My research focuses on the intersection of data mining (data analytics), high performance computing (HPC), and network science. I am particularly interested in mining and analysis of big social and information networks by designing parallel algorithms and HPC techniques.
Network (graph) is a powerful abstraction for representing interactions among entities in a system. The entities and their interactions are represented as nodes (vertices) and links (edges) of a network, respectively. Examples include various social networks, biological networks, the web graph, and collaboration networks of authors. Mining and analyzing networks and reasoning about them through modeling facilitate to understand and improve corresponding systems. Due to the advancement of computing and data technology, we are deluged with massive data from diverge areas such as business and finance, social media, biology, and other data driven disciplines. In the era of big data, the emerging network data is also very large. Social networks such as Facebook and Twitter have millions to billions of users. The World Wide Web has over a trillion web pages. Such massive networks motivates for efficient and scalable algorithms for mining and analysis. My research strives to design such algorithms with applications to social, biological, and other technical systems.
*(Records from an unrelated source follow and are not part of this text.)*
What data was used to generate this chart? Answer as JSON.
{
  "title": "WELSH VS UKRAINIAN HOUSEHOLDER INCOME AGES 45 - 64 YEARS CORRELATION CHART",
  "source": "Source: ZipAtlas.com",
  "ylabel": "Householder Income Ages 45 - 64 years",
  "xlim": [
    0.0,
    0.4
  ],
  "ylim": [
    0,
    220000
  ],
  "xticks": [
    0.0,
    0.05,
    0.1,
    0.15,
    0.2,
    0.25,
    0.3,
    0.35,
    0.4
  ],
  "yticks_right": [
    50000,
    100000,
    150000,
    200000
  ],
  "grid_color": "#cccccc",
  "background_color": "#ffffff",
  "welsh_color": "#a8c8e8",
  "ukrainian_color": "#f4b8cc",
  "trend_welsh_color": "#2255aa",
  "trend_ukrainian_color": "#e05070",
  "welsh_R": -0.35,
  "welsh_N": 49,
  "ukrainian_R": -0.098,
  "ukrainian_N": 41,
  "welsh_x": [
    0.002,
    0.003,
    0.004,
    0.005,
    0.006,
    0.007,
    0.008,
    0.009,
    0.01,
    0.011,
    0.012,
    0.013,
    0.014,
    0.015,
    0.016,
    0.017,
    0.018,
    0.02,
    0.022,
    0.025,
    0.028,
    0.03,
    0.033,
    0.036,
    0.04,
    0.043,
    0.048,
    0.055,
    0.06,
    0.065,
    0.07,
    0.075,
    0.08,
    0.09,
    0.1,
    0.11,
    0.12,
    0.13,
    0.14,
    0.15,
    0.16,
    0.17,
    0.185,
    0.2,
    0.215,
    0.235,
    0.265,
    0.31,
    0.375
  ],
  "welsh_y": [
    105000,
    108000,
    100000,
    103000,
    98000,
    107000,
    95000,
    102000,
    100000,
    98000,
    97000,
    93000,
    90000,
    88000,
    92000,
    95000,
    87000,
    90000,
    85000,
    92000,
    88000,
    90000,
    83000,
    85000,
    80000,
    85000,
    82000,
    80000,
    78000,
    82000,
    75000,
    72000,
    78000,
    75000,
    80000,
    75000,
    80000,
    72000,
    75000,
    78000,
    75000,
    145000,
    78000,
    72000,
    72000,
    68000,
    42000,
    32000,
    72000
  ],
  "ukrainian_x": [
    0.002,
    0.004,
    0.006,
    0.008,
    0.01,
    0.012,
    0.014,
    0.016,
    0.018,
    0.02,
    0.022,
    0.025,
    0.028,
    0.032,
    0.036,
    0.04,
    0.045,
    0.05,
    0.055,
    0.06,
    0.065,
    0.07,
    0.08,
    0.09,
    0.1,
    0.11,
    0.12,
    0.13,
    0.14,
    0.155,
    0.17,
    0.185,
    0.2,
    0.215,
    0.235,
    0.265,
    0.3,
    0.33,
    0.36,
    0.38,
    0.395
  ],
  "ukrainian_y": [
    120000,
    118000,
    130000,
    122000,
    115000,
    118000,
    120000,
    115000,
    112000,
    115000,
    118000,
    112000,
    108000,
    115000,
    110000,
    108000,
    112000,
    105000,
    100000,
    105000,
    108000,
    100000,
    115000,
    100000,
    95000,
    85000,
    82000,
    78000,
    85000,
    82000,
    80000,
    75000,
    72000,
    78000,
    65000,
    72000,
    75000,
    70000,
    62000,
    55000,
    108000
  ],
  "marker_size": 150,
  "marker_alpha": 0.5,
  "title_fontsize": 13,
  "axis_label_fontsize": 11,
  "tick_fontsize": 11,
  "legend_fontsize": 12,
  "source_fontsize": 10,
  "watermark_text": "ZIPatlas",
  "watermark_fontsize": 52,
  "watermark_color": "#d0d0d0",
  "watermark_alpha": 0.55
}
Complex systems are organized in clusters or communities, each having distinct role or function. In the corresponding network representation, each functional unit (community) appears as a tightly-knit set of nodes having a higher connection inside the set than outside. Finding communities may reveal the organization of complex systems and their function. We are currently working on designing parallel scalable algorithms for detecting communities in large-scale networks.
Characterizing real-world social and information networks based on graph-theoretic metrics or properties has been of growing interest. Among the most explored metrics are degree distribution, number of triangles and clustering coefficients. An important property related to triangles, of many networks, is high transitivity, which states that two nodes (vertices) having common neighbor(s) have an elevated probability of being neighbors to one another. We present a characterization of networks based on a quantification of common neighbors.
We are working to design scalable algorithmic and analytic techniques to study PPI networks. Our study of PPIs will be based on network-centric mining and analysis approaches. We will design specialized methods for extracting signed motifs, computing centrality, and finding functional units in PPI networks.
I was a member of CINET project team during my PhD years. This NSF-funded project, titled as "From Desktops to Clouds -- A Middleware for Next Generation Network Science," is a large collaborative research effort. By harnessing new cloud-based resources in an easily accessible manner, network science researchers will be able to deal more complex problems. We have built a cyber infrastructure which is designed to be self-sustainable.
My role: I worked on designing and implementing highly efficient and scalable algorithms for various problem of network science. The implemented modules serve as computational engine behind the whole system.